TUESDAY, March 5, 2024 (HealthDay News) -- Patients with severe acute respiratory syndrome coronavirus 2 (SARS-CoV-2) infection have an increased risk for incident autoimmune inflammatory rheumatic disease (AIRD) compared with matched patients with influenza infection or uninfected controls, according to a study published online March 5 in the Annals of Internal Medicine.
Min Seo Kim, M.D., from the Broad Institute of MIT and Harvard in Boston, and colleagues examined the effect of COVID-19 on the long-term risk for incident AIRD during various follow-up periods in a binational, longitudinal study. Data were included for 10,027,506 Korean and 12,218,680 Japanese patients aged 20 years or older, including those with COVID-19 matched to patients with influenza and uninfected controls. The primary outcome was AIRD onset one, six, and 12 months after infection or matched index date.

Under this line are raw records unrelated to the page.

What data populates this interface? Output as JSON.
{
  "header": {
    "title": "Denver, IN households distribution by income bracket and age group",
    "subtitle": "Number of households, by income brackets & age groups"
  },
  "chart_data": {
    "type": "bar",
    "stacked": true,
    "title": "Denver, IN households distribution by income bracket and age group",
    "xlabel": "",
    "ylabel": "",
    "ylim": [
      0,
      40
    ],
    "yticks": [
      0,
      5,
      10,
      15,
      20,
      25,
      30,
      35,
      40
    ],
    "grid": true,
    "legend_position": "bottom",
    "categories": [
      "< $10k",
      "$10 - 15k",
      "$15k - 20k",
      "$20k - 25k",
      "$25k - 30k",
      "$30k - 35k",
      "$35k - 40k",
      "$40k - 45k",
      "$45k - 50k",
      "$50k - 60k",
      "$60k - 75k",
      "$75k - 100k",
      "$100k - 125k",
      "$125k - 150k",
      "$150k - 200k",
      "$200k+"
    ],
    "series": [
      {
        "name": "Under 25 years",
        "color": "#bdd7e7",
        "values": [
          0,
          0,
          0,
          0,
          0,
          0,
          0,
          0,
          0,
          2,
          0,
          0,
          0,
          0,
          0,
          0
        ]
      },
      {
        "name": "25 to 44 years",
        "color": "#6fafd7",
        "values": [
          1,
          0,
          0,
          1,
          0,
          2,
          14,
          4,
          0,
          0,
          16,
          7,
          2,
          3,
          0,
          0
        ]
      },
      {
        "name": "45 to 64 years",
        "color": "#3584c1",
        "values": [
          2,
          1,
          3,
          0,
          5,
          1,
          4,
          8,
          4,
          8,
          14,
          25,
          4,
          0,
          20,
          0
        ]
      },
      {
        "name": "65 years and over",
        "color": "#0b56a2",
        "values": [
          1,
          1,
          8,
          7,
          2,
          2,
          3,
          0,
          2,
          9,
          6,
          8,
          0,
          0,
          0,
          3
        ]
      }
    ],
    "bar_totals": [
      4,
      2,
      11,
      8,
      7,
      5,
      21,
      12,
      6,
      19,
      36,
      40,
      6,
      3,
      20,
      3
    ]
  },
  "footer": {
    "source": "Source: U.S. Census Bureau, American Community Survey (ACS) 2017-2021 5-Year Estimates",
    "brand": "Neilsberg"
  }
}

Among the Korean patients, 3.9 and 0.98 percent had a history of COVID-19 or influenza, respectively, between 2020 and 2021. The researchers found that after propensity score matching, patients with COVID-19 had an increased risk for incident AIRD beyond the first 30 days after infection compared with uninfected controls and influenza-infected controls (adjusted hazard ratios, 1.25 and 1.30, respectively). With more severe acute COVID-19, the risk for incident AIRD was higher. In the Japanese cohort, similar patterns were observed.
"This population-based cohort study shows that the increased risk for incident AIRD extends up to 12 months after SARS-CoV-2 infection," the authors write. "Care strategies for patients who survive COVID-19 should pay close attention to manifestations of AIRD, particularly after severe COVID-19."